Melody klammerte Lena vollkommen aus und würde dieses Thema auch nicht ansprechen. Sie gehörte zwar offiziell dem Clan Ventrue an aber sie war nichts desto trotz von Sabbatblut. Sollte sie Geißel werden, wäre ein Krieg mit den Nachbarstädten nur noch eine Frage von Stunden.
Aber Lena wäre eine schlechte Toreador und ein noch schlechterer Prinz, wenn sie nicht noch mindestens ein Ass im Ärmel stecken hätte.
Sie wandte sich an Enio.
"Ich bedaure deine Entscheidung zutiefst, werde sie aber respektieren!" -Vorerst!- "Den Vorschlag, Frau Färber in dieses Amt einzusetzen nehme ich entgegen und werde ihn später zur Abstimmung freigeben. Zuförderst aber möchte ich einen weiteren Kandidaten ins Spiel bringen."
Es folgte eine dramaturgische Pause, die Lena sichtlich genoss.
"Uns allen sind die noch immer in Finstertal vorherrschenden Probleme bewusst. Sowohl die Bibliothek des geschätzten Herrn Justify, die noch immer verfluchten Ruinen der alten Nervenheilanstalt oder das Treiben dieses vollkommen durchgedrehten Geistes namens Mina. Ich könnte noch mehr Brennpunkte nennen, gehe aber davon aus das jedem hier bereits die Brisanz dieses Themas bewusst ist. Eigentlich hatte ich diesen Punkt erst für einen späteren Zeitpunkt vorgesehen, aber in Anbetracht der Umstände greife ich ihn bereits jetzt auf."
Wieder eine kurze Pause. Diesmal jedoch um den Primogenen die Möglichkeit zu geben weiter zur Ruhe zu kommen und ihre Gemüter zu kühlen.
"Um dem Herr zu werden, habe ich in Paris um fachmännische Hilfe gebeten, die mir auch gewährt wurde. Man sandte Herrn Mortimer Lych zu uns. Einen Samedi mit ausgezeichneten Fähigkeiten in der Bekämpfung von solcherlei Problemen. Herr Lych wäre aber auch ein guter Kandidat für das Amt der Geißel. Er kommt von außerhalb und ist damit Immun gegen persönliche Verstrickungen, Ränkespiele oder andere intrigante Vorhaben.
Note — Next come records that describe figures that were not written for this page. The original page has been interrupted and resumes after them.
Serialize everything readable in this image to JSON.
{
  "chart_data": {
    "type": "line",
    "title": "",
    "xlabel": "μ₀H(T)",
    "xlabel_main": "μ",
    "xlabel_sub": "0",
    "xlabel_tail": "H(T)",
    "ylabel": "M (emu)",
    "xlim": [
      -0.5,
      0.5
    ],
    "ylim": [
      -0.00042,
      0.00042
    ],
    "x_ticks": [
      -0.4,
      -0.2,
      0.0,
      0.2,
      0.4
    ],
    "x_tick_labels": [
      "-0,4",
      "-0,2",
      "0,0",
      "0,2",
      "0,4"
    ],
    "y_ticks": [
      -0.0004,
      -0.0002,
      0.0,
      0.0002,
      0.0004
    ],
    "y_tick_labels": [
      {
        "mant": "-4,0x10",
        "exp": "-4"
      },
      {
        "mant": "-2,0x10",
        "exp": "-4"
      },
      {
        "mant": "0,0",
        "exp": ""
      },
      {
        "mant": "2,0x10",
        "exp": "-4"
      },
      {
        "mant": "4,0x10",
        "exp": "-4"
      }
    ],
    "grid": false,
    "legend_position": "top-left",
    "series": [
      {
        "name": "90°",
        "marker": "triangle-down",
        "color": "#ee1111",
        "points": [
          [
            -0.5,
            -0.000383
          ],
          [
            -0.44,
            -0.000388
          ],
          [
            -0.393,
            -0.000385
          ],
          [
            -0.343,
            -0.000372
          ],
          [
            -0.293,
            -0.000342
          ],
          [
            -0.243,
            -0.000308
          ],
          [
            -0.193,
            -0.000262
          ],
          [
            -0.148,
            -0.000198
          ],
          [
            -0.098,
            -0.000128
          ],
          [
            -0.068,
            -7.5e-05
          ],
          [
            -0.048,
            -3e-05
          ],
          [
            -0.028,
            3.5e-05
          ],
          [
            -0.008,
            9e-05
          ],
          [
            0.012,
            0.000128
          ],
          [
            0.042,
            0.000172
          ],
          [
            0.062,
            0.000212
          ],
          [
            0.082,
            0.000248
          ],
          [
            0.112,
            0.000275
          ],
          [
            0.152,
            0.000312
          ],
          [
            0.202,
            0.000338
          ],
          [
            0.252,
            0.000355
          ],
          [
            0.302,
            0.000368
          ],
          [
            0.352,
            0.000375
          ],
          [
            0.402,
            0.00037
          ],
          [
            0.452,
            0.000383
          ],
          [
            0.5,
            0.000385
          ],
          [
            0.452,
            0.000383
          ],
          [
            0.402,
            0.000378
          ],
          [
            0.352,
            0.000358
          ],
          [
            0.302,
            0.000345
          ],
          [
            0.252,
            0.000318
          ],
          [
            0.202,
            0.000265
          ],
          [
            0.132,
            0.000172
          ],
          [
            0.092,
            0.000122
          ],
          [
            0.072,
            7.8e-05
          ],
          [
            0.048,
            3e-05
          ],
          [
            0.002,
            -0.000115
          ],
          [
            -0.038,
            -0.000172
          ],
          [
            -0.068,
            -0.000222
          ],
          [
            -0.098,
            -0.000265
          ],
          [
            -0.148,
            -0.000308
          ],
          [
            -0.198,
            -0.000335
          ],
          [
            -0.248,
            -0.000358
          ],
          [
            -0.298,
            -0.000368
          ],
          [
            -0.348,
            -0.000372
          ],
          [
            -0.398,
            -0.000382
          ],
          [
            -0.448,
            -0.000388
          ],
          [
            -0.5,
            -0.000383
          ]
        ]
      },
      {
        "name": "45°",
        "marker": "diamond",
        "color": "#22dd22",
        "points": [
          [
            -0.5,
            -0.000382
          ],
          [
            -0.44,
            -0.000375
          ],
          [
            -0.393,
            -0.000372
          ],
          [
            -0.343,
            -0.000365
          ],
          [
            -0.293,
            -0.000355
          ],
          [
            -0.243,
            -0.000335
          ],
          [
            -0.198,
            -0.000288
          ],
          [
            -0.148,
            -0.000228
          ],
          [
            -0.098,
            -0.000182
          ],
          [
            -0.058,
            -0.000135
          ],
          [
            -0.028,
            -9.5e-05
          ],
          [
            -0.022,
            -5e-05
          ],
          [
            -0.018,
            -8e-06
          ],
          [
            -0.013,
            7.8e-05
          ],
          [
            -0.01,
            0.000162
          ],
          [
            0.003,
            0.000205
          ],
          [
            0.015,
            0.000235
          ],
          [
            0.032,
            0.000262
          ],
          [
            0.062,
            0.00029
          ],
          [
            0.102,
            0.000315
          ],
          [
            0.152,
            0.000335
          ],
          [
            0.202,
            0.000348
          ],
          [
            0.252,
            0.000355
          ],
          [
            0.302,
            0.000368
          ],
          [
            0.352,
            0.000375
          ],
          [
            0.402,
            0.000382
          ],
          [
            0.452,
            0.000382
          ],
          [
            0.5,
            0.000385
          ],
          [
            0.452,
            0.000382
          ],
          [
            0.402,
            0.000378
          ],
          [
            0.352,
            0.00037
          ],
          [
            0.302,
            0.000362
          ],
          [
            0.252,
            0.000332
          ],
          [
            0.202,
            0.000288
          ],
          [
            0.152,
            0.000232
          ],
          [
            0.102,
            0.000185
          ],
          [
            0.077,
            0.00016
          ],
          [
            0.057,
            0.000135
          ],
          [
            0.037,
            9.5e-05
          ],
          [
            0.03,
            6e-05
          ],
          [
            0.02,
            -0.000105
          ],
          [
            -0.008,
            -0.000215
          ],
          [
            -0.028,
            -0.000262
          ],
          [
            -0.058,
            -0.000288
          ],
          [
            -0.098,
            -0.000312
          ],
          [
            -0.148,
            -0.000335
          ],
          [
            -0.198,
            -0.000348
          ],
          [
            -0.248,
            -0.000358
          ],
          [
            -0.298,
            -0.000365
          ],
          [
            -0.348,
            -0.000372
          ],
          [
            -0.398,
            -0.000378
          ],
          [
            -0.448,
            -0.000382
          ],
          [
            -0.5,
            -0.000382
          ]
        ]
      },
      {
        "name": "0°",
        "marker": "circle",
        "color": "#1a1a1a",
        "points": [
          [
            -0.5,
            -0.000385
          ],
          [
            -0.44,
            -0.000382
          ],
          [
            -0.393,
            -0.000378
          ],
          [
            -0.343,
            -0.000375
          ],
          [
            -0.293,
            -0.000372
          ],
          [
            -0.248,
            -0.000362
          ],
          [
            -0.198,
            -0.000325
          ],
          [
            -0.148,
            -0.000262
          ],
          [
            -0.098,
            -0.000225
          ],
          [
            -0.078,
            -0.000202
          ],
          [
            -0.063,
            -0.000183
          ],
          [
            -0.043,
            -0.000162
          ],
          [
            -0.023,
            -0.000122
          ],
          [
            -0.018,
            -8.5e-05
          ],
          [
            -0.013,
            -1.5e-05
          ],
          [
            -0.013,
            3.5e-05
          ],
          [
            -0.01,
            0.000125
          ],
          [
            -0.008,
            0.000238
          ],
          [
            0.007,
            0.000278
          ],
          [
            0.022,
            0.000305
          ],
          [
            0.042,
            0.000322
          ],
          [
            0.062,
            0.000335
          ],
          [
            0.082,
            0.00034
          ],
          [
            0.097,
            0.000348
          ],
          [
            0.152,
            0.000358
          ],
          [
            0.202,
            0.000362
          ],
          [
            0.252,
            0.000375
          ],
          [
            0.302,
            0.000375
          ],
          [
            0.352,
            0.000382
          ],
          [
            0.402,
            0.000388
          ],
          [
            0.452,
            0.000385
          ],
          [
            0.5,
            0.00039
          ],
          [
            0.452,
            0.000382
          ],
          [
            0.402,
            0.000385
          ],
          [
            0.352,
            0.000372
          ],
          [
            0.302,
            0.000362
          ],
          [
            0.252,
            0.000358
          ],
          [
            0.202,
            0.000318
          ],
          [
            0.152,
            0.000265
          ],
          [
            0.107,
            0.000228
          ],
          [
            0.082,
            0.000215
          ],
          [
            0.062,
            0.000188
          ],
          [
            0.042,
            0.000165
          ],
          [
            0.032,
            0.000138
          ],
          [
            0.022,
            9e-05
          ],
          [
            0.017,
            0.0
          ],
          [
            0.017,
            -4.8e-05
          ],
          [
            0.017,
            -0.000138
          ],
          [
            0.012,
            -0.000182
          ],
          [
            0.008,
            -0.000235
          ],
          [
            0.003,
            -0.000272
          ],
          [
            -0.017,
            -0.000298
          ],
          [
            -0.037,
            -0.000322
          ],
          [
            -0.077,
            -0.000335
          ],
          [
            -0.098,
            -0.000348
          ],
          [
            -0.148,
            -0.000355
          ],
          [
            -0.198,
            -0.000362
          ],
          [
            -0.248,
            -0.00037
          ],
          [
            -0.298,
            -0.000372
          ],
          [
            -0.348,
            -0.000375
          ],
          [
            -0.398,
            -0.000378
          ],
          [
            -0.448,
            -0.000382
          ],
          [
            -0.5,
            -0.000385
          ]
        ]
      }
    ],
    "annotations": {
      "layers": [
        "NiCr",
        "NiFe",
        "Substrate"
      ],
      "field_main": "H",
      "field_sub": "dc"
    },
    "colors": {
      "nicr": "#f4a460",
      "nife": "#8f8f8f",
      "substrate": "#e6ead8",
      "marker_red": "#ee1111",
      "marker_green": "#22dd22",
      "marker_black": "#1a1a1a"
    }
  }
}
Er ist kein offizielles Mitglied der Camarilla und besitzt damit eine grundlegende Neutralität und er ist außerdem Samedi, was ihn dazu befähigt auch mit dem, ich nutze hier mal Frau Färbers Wortwahl, Bodensatz der Stadt außeinanderzusetzen. Einzig seine Unerfahrenheit der Stadt selbst gegenüber, müsste Rechnung getragen werden. Aber dies ist ein Mangel, der schnell behoben werden dürfte. Vielleicht unterstellen wir Frau Färber ja seinen Händen? Sie könnte von ihm lernen, sich bewähren und anschließend bei seiner Abreise die Aufgaben komplett übernehmen. So sie sich, aber davon bin ich persönlich überzeugt, dieser Aufgabe gewachsen zeigt."